Il modello sta attirando manager e professionisti affermati che, pur avendo raggiunto posizioni di rilievo, sentono la necessità di completare o riqualificare la propria formazione accademica. Per queste figure, il titolo di studio rappresenta uno strumento di allineamento tra competenze pratiche, riconoscimento formale e crescita personale.
‘Chi ha maturato anni di esperienza in un settore specifico possiede conoscenze operative e competenze di alto livello che meritano di essere integrate in un percorso universitario serio e qualificato’, sottolinea Muscogiuri. Questo approccio sta ridefinendo il concetto stesso di formazione superiore, rendendola più inclusiva e adattabile alle diverse traiettorie professionali.
Le previsioni per l’anno accademico 2026/2027 indicano un ulteriore incremento delle iscrizioni alle università telematiche, con una crescita significativa anche tra gli studenti under 25. Questo trend dimostra che la flessibilità formativa non è più percepita come una soluzione di ripiego, ma come una modalità educativa pienamente legittima e spesso preferibile.
L’innovazione non si limita alla didattica a distanza, ma si estende verso ambiti emergenti e interdisciplinari che rispondono direttamente alle esigenze del mercato del lavoro e alle trasformazioni sociali in corso. Il Campus HETG si distingue per l’offerta di percorsi altamente specializzati che mantengono standard accademici elevati e una forte attenzione alla qualità dei contenuti.
Un elemento distintivo è rappresentato dall’internazionalizzazione: i corsi vengono erogati in cinque lingue e coinvolgono una popolazione studentesca globale, con un interesse crescente anche da parte degli studenti italiani.

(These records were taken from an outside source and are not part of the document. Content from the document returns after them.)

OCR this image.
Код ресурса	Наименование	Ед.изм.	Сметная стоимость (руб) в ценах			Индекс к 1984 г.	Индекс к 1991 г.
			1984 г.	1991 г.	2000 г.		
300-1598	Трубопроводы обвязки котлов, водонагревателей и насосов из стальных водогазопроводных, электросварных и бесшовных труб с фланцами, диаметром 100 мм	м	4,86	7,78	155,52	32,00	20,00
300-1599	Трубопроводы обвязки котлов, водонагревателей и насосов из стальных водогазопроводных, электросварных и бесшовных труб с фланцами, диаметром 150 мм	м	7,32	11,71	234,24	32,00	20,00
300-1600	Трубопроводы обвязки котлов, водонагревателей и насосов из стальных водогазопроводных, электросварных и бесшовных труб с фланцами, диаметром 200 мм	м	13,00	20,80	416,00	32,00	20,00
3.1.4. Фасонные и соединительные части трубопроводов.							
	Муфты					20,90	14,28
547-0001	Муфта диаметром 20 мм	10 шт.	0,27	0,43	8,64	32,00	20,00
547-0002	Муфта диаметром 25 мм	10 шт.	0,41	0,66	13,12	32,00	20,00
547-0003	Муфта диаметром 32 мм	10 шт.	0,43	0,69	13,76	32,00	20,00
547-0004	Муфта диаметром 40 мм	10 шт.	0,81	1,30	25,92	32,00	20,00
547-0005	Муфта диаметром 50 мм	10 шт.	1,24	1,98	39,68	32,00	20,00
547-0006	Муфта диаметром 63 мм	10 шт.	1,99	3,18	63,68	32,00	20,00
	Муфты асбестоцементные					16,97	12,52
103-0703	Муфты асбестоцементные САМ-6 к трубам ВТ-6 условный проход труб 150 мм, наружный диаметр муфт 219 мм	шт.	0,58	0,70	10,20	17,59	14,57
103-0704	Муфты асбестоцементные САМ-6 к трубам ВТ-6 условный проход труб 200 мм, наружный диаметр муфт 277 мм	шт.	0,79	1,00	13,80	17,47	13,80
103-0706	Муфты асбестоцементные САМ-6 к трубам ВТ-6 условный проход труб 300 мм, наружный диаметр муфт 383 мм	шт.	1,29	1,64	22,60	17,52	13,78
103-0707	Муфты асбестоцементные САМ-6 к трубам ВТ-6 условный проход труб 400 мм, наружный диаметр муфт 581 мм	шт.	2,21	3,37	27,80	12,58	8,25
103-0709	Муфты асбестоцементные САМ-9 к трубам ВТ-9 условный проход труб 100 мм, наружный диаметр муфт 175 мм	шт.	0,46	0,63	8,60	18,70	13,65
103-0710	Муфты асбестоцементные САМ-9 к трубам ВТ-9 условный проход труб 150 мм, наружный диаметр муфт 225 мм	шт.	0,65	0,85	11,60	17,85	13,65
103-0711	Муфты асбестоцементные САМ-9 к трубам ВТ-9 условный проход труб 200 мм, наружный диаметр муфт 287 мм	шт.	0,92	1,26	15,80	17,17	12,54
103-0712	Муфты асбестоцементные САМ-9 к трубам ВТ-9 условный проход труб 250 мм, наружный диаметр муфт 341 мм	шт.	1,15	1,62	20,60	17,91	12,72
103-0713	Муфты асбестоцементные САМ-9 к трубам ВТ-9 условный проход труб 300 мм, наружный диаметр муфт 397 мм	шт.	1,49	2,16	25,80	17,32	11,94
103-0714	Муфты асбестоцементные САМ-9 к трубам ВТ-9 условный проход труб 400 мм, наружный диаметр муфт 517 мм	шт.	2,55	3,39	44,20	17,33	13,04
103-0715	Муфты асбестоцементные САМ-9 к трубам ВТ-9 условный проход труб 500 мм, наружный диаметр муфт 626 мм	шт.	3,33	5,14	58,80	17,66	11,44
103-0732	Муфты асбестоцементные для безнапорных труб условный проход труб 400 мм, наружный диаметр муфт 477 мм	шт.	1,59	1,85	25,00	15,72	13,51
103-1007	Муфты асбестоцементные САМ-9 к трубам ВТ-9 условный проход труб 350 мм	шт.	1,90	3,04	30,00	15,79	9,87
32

Questo approccio permette di superare i limiti dei sistemi nazionali e di costruire un ambiente formativo internazionale basato sul confronto tra esperienze e culture diverse.
I risultati occupazionali confermano l’efficacia di questo modello: una percentuale significativa dei laureati trova impiego entro un anno dal conseguimento del titolo. Questo dato riflette non solo la spendibilità dei percorsi di studio, ma anche il supporto continuo garantito durante l’intero iter formativo.
‘La vera sfida per il futuro sarà continuare a innovare senza rinunciare al rigore. La flessibilità deve accompagnarsi alla qualità, all’attenzione alla persona e a una valutazione attenta del percorso individuale. È in questo equilibrio che si decide il futuro dell’istruzione superiore’, conclude Muscogiuri.